Par arrêt du 2 septembre 2014 (6B_445/2014), le Tribunal fédéral a déclaré irrecevable

le recours en matière pénale interjeté par X_________ contre ce jugement.

P3 13 171

ORDONNANCE DU 24 MARS 2014

Tribunal cantonal du Valais

Chambre pénale

Jacques Berthouzoz, juge ; Frédéric Carron, greffier

en la cause

X_________ , recourant

contre

MINISTÈRE PUBLIC , intimé

(reprise de la procédure préliminaire ; art. 323 CPP, par renvoi de l’art. 310 al. 2 CPP)

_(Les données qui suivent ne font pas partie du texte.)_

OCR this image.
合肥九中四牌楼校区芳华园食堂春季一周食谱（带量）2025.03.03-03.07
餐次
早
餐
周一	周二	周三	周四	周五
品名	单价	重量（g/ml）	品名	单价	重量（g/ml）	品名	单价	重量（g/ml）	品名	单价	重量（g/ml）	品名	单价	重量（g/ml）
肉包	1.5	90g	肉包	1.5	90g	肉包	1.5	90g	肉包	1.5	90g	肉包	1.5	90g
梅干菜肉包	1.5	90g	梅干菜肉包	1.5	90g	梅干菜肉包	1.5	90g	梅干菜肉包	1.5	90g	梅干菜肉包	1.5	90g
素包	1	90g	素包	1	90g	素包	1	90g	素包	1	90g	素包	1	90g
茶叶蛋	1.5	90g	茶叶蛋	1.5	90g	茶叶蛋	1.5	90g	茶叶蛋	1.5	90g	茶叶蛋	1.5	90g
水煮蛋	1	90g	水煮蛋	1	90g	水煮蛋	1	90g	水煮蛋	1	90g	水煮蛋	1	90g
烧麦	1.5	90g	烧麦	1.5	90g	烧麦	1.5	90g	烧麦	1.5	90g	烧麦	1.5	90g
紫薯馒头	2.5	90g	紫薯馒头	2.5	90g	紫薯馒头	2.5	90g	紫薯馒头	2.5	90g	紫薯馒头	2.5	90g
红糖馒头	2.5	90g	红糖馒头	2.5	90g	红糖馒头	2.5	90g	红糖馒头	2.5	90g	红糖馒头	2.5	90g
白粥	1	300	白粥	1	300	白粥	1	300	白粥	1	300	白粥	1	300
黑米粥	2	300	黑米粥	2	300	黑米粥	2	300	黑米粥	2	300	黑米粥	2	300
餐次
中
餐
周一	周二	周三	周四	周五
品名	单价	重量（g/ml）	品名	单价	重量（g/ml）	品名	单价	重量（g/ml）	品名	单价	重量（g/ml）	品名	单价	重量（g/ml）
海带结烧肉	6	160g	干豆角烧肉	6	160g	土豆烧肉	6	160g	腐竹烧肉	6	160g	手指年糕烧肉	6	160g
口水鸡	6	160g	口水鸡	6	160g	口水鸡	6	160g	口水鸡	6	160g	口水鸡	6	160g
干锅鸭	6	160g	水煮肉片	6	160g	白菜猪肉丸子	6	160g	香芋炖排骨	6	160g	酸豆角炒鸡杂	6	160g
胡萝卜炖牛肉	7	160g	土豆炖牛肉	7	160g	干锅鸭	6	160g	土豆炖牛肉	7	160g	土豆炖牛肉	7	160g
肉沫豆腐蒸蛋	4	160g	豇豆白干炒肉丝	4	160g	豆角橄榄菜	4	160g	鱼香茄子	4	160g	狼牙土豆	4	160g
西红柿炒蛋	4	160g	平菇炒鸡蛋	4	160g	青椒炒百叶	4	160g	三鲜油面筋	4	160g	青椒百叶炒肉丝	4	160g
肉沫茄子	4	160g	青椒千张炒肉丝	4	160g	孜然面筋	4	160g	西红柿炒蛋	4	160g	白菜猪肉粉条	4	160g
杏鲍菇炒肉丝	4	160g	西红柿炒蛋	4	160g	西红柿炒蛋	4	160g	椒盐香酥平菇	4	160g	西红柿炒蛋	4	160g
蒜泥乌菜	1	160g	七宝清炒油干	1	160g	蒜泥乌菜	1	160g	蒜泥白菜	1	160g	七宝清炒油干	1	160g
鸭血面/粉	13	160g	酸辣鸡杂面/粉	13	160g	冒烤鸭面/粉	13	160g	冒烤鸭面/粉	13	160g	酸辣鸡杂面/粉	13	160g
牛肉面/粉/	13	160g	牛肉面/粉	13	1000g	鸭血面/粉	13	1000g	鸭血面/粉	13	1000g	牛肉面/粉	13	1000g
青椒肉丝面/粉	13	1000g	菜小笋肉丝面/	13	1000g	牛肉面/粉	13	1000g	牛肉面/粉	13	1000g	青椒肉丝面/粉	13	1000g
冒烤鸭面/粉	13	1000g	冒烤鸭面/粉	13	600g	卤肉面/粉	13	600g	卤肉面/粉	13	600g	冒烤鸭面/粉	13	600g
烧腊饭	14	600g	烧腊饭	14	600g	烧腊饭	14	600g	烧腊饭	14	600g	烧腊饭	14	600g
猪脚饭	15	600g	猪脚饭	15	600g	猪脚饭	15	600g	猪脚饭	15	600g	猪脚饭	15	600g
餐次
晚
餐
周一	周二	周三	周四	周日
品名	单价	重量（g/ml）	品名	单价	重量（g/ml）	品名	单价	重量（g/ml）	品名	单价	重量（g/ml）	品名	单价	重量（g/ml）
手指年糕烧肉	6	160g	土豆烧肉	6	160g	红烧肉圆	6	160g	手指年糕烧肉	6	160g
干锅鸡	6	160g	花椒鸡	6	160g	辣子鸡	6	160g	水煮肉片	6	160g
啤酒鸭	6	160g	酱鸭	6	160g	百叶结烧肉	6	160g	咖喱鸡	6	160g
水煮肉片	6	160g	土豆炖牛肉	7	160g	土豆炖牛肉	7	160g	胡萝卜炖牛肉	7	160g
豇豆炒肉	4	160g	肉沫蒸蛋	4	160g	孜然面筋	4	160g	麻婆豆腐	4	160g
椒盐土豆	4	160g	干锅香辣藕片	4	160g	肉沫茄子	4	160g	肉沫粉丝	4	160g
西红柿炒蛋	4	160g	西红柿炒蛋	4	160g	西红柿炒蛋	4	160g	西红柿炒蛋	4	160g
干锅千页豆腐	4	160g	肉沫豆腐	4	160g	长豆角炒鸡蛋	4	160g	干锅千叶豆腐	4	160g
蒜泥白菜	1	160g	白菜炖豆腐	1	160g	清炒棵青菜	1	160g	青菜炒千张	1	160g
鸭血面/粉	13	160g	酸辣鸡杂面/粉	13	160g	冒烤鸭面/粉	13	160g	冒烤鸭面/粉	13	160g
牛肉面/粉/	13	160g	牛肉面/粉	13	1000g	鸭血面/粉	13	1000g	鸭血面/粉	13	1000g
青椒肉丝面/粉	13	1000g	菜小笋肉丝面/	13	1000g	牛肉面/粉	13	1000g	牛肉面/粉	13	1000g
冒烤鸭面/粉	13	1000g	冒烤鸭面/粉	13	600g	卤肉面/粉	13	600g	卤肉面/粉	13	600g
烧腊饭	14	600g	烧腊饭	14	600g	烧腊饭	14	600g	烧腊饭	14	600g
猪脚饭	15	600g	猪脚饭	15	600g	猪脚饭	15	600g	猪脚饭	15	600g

recours contre l’ordonnance du ministère public du 4 septembre 2013


  • 2 -

Vu

l’ordonnance de non-entrée en matière de l’office central du ministère public du 5 août

2013 rendue à la suite de la plainte-dénonciation pénale déposée le 30 avril 2013 par

X_________ à l’encontre notamment de A_________, agent auprès de la police

cantonale, en relation avec une intervention de la force publique du 18 janvier 2013 ;

la lettre du 8 août 2013 par laquelle le ministère public a transmis à X_________, à sa

demande, copie de la partie principale de son dossier ;

l’ordonnance de la chambre de céans du 28 août 2013 déclarant irrecevable, en raison

de sa tardiveté, le recours formé par X_________, le 20 août 2013, contre

l’ordonnance de non-entrée en matière susmentionnée ;

la requête en révision et/ou rectification de l’ordonnance de non-entrée en matière du

5 août 2013 déposée le 3 septembre 2013 par X_________ faisant notamment état, en

référence aux moyens de preuve énoncés devant l’autorité de recours, d’une preuve

nouvelle au sens des art. 323 et 410 CPP ;

l’ordonnance de l’office central du ministère public du 4 septembre 2013 refusant

d’entrer en matière sur la demande de révision et rejetant la requête en rectification ;

l’écriture de recours du 13 septembre 2013 par laquelle X_________ a conclu

notamment et en substance à l’annulation, sous réserve de nullité, de l’ordonnance du

4 septembre 2013 « rejetant la révision et/ou la rectification de l’instruction », avec

suite de frais à la charge de la caisse d’Etat, « [e]n vertu de la garantie de l’assistance

judiciaire de l’art. 29 al. 3 Constitution fédérale. » ;

la détermination écrite du ministère public du 18 septembre 2013, accompagnée du

dossier P3 13 55 ;

Considérant

qu’un recours peut être formé devant un juge unique de la chambre pénale contre

l’ordonnance de non-entrée en matière du procureur, donc également contre celle de

refus de reprendre la procédure préliminaire (cf. art. 322 al. 2 et 323 CPP, par renvoi

de l’art. 310 al. 2 CPP ; art. 393 al. 1 let. a CPP, 20 al. 3 LOJ et 13 al. 1 LACPP) ; que

peuvent notamment être invoqués la violation du droit, y compris l’excès et l’abus du

pouvoir d’appréciation (art. 393 al. 2 let. a CPP), ainsi que la constatation incomplète

ou erronée des faits (let. b) ; que l’autorité de recours ne doit connaître que de ce qui

lui est soumis, de sorte qu’elle n’examine que les griefs soulevés, dès lors que le

recours doit être motivé (RVJ 2012 p. 221 consid. 1.2 et les références) ;


  • 3 -

qu’en l’espèce, X_________ a qualité pour recourir, dès lors qu’il a un intérêt

juridiquement protégé à l’annulation de l’ordonnance du 4 septembre 2013 (art. 382 al.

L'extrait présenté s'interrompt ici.